The ashtray on the balcony is not a romantic object. That is precisely its dignity. It does not ask to be admired. It merely remains, catching rain, ash, a little stale tobacco, perhaps the bent filter of a cigarette finished more for company than for pleasure. By morning it has become what certain domestic things become when no one is performing around them: truthful.
Night always leaves a residue. Most of modern life is arranged to conceal that fact. The glass is whisked away, the table wiped too quickly, the room perfumed, the message softened, the face restored by electric light and cosmetic alibi. But the balcony keeps poorer books. The ashtray receives what could not be persuaded into elegance. It sits there in the grey air like a minor accountant of appetite, boredom, hesitation, and the small desire to remain outside a little longer.

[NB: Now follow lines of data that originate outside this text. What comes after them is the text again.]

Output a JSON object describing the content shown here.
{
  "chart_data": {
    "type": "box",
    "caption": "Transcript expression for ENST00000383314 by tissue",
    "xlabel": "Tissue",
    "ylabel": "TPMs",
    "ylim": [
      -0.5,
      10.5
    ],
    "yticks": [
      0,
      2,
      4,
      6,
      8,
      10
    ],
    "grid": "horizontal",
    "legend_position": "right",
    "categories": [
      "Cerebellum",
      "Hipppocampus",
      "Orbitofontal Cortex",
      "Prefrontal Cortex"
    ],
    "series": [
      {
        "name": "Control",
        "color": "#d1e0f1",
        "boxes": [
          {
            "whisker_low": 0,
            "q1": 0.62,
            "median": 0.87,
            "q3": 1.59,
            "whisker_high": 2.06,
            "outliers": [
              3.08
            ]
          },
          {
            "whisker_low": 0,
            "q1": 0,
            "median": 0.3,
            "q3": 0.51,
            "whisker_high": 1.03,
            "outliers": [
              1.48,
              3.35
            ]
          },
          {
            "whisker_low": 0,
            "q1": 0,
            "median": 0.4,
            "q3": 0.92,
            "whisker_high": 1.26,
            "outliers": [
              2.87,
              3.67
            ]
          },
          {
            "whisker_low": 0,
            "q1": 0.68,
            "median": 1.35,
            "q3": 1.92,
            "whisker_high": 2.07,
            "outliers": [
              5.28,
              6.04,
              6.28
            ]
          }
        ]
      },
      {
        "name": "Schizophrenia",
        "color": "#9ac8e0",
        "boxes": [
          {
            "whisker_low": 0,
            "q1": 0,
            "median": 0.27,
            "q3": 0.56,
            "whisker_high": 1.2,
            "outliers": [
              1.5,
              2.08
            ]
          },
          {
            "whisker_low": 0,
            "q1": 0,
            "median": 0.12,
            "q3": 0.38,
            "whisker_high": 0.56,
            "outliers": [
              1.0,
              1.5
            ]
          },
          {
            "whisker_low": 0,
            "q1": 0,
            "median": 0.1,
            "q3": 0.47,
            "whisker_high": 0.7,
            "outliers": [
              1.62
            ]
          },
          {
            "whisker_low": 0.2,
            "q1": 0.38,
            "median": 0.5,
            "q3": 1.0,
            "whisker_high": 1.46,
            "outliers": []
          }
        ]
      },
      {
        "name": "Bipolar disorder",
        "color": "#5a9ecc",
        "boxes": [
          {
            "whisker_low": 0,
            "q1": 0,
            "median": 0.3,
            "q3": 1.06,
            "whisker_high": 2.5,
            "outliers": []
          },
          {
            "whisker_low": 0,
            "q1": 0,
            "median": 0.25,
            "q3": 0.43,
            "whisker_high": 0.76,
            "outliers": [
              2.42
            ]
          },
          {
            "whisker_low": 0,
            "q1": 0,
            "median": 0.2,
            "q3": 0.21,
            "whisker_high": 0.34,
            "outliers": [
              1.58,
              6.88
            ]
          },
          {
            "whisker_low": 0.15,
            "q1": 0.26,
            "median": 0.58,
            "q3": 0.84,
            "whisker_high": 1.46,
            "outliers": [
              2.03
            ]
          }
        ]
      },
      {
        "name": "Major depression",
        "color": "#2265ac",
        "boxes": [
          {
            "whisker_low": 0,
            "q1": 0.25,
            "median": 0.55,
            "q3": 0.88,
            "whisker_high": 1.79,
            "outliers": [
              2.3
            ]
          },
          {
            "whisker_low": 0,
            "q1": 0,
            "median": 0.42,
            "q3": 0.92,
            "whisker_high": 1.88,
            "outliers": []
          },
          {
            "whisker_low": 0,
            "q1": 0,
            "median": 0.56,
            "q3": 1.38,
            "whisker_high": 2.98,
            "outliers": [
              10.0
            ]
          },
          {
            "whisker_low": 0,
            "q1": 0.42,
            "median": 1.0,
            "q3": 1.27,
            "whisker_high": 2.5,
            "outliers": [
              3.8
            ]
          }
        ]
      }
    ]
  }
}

What I like is not smoking itself, which is mostly a shabby pact between nerves and ritual. What I like is the object's refusal to flatter the story afterward. In daylight the performance collapses. The ember is gone. The glamour, such as it was, has leaked out into the weather. What remains is a glass dish with a little soot in it and a city beginning again whether one deserves it or not.
This is why the ashtray belongs to the same moral family as the unmade coffee cup, the folded newspaper left on a chair, the plate with two olive stones on it, the coat still on the back of the dining-room chair. Such things are rarely beautiful in the vulgar sense. They are legible. They show that a life passed through here and did not entirely sand away its edges for the camera.
Leave the ashtray there a little longer, then. Let the morning see it. Let the balcony hold the last word of the night before the house resumes its manners.